Desafios para o tratamento de dependentes químicos no Brasil

Enviada em 30/10/2019

O conceito de entropia, da física, mensura o grau de desordem de um sistema termodinâmico. Fora dos conceitos científicos, é notório aspectos semelhantes no que tange o grau de desordem no tratamento de dependentes químicos no Brasil. Nesse contexto, percebe-se a configuração de um grave problema de contornos específicos em virtude da insuficiência de políticas públicas somado a escassez de clínicas públicas de tratamento, bem como generalização da atual legislação de drogas que impedem medidas necessárias a reinserção social do usuário.

Em primeira análise, de acordo com o jornal G1, houve um aumento de 50% no número de dependentes interessados em tratamento.

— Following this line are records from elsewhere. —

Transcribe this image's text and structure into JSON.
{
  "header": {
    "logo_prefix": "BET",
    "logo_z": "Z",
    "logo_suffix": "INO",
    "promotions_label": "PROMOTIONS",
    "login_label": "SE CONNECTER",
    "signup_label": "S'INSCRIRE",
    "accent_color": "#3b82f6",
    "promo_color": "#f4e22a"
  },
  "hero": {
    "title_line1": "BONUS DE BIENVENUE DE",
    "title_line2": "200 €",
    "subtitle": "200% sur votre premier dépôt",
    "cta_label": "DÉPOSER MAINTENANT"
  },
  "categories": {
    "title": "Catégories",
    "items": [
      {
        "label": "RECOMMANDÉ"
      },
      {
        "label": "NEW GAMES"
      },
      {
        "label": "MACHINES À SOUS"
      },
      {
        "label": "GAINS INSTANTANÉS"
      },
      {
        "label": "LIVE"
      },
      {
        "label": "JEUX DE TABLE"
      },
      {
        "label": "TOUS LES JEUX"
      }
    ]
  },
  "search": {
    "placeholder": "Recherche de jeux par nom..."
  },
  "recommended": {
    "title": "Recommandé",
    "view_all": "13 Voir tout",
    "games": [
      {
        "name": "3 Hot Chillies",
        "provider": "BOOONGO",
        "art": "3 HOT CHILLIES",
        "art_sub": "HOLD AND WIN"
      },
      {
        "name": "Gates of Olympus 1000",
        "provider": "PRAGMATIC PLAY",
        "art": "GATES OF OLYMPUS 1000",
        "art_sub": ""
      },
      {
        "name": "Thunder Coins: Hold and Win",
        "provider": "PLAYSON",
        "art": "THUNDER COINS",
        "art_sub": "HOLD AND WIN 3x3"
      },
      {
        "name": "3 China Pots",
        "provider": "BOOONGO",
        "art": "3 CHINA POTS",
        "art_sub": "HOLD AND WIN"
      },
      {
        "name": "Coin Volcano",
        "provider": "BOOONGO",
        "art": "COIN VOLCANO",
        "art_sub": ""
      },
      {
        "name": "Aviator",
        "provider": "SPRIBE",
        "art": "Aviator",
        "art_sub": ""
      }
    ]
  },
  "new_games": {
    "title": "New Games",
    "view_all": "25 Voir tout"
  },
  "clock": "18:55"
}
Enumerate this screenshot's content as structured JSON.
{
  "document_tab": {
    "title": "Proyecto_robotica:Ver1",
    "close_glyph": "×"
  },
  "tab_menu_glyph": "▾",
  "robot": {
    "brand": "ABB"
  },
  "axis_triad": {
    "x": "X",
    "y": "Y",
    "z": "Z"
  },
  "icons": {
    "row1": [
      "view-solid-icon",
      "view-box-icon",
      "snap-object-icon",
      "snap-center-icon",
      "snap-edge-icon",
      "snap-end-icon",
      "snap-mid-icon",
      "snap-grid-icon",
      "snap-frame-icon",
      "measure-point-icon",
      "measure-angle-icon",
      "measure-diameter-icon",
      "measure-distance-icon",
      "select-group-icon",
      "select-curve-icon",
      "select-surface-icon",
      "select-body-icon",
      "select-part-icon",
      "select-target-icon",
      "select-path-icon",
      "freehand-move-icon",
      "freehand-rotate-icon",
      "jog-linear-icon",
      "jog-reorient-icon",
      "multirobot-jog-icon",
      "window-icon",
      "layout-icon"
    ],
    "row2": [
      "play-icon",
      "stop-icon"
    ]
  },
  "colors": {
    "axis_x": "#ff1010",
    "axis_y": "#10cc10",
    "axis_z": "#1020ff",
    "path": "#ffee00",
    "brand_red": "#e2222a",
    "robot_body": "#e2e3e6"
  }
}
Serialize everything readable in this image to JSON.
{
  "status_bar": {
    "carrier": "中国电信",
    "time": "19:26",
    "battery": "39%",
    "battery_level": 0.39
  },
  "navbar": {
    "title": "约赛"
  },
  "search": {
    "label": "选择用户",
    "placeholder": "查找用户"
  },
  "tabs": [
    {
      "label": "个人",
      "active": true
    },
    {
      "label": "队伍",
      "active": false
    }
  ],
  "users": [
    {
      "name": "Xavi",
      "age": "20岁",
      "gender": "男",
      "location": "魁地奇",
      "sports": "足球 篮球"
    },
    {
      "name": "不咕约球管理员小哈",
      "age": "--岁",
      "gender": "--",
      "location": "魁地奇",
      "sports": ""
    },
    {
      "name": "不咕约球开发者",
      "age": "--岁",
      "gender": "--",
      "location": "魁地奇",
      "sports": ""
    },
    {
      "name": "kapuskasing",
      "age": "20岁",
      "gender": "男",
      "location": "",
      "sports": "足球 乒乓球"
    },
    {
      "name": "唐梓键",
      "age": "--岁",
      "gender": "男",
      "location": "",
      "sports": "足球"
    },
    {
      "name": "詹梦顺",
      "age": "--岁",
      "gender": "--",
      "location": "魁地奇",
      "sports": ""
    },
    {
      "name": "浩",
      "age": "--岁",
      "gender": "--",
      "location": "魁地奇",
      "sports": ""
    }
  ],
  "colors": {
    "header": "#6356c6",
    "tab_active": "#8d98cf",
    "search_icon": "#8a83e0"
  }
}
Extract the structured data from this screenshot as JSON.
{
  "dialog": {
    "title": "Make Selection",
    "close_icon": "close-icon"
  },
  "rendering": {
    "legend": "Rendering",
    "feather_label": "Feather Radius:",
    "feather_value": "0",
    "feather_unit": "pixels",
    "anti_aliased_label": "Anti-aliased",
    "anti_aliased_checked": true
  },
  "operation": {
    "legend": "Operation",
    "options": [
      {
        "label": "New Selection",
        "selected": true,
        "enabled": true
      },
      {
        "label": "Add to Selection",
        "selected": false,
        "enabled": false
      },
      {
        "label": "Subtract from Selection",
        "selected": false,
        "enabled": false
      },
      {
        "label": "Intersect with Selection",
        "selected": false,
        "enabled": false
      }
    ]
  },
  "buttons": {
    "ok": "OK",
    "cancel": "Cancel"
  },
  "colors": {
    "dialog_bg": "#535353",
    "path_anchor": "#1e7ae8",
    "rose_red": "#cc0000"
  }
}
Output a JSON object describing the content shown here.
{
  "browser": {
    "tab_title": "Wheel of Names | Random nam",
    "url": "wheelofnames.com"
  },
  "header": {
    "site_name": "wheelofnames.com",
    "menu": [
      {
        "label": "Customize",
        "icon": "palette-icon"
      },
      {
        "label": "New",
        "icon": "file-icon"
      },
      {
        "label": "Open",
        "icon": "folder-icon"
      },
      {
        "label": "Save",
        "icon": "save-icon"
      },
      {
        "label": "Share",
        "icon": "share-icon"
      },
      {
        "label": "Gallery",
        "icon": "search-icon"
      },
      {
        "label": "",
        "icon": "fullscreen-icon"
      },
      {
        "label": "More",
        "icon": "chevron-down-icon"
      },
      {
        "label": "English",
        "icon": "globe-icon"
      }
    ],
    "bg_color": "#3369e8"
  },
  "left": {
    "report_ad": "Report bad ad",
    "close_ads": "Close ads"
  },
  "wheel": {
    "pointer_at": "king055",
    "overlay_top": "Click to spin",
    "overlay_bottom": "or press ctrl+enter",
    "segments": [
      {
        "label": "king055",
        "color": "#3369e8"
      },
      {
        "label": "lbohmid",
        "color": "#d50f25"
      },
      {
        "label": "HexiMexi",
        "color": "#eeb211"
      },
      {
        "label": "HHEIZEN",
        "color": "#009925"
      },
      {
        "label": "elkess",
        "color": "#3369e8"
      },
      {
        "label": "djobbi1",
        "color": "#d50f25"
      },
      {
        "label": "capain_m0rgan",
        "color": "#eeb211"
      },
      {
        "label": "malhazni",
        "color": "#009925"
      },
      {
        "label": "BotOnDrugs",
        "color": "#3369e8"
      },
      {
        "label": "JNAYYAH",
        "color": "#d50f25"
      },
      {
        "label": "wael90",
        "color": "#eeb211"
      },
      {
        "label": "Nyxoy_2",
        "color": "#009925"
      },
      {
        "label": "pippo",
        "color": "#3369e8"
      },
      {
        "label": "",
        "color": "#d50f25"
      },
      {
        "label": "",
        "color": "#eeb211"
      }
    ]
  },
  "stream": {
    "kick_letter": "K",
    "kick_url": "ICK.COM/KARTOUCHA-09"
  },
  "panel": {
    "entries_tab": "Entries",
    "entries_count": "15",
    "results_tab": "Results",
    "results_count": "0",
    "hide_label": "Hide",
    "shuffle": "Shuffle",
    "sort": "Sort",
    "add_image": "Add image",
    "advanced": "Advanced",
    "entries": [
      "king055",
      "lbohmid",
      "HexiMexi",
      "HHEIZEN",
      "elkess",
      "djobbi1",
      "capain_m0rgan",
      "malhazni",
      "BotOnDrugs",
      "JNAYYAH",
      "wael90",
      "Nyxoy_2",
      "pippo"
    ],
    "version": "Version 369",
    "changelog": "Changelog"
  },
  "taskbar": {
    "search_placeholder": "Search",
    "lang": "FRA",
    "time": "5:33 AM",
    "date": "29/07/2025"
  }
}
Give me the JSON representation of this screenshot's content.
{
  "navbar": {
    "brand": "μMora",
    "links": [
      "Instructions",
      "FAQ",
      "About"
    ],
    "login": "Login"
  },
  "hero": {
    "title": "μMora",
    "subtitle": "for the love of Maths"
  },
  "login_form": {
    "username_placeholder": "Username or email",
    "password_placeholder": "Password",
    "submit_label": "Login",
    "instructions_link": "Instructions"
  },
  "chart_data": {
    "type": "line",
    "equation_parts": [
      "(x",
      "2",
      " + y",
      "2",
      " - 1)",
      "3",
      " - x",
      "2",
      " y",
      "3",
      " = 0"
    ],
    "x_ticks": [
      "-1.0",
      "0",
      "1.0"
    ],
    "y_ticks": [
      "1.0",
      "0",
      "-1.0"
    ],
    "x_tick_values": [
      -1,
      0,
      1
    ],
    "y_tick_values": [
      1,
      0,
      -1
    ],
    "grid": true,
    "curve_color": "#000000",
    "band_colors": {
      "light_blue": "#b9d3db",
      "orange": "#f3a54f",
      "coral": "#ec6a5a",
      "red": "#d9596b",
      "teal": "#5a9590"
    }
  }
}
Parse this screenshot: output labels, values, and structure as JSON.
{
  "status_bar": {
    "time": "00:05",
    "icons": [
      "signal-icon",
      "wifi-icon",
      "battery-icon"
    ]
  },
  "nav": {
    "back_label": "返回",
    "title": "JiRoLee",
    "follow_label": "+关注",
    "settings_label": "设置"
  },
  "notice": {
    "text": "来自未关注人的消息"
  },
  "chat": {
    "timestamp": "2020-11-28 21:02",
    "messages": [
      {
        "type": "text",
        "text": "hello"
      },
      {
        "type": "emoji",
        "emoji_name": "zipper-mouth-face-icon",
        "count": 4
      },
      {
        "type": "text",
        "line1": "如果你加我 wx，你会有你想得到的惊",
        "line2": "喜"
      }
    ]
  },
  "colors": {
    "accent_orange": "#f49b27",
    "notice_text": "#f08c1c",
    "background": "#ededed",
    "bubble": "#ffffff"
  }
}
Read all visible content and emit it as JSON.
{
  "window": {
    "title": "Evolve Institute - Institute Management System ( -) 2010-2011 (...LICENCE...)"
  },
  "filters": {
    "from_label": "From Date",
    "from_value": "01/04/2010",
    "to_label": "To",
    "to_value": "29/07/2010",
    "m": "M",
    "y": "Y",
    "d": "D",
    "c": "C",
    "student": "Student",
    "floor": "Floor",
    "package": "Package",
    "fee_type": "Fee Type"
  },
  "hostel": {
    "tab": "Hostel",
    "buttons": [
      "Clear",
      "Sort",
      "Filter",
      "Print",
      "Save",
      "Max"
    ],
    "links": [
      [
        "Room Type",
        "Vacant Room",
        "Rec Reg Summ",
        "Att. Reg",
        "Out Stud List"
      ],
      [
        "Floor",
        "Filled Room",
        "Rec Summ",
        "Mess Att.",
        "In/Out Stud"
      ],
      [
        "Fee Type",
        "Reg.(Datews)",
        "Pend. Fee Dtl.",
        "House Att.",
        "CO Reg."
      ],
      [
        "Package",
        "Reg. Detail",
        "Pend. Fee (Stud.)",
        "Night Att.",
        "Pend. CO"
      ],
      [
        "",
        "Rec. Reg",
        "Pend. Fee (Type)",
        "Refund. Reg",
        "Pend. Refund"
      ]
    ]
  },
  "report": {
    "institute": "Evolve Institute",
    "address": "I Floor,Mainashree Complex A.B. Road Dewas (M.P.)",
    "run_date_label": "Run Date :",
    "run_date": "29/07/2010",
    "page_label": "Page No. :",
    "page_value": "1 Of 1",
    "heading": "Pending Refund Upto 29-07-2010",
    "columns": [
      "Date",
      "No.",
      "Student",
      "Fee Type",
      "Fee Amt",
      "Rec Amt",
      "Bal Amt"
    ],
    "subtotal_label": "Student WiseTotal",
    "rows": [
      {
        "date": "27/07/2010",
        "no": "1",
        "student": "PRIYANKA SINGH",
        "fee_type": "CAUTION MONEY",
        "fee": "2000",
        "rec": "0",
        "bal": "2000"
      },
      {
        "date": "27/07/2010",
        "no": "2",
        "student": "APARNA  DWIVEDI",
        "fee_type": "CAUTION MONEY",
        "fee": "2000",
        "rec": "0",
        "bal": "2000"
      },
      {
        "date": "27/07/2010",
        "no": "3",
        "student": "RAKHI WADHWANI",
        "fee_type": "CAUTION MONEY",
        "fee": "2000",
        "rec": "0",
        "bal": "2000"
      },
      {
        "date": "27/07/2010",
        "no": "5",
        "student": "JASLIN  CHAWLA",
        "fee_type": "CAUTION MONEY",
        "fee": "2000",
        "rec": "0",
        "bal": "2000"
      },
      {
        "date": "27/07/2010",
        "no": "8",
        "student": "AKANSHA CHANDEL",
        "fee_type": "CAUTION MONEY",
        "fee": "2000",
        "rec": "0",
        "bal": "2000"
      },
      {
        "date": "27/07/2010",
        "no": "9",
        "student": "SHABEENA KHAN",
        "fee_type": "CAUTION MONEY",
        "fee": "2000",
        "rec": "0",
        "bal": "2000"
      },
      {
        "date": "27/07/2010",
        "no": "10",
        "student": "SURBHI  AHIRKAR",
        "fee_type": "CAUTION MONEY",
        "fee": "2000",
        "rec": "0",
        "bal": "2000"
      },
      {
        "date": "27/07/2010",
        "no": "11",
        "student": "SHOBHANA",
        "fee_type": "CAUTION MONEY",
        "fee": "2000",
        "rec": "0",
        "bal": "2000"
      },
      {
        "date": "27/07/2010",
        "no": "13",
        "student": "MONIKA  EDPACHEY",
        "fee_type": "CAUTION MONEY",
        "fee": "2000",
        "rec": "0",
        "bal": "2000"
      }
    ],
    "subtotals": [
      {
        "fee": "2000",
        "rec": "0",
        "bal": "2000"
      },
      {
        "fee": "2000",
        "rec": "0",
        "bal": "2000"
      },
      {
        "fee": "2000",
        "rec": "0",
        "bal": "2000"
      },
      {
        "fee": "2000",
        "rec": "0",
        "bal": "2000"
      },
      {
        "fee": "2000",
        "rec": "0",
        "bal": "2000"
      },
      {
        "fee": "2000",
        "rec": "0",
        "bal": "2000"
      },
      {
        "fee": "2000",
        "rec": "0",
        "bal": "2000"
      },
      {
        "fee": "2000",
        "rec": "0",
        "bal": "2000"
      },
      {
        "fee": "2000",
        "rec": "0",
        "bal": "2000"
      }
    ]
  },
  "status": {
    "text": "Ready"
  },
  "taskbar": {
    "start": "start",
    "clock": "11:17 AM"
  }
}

Entretanto, levando em conta a base política de “guerra às drogas”, existe um direcionamento unilateral de verbas destinadas ao combate em detrimento de políticas públicas que auxiliem a reabilitação social dos viciados – como clinicas públicas de reabilitação, materiais e profissionais da saúde especializados-. Nessa lógica, a negligência estatal em priorizar a qualidade de vida da população de usuários de drogas, contribui a marginalização social, corroborando para perpetuação da guerra contra as drogas, não solucionando a raiz do problema, em vista que, quanto mais pessoas utilizarem, mais drogas irão ser veiculadas.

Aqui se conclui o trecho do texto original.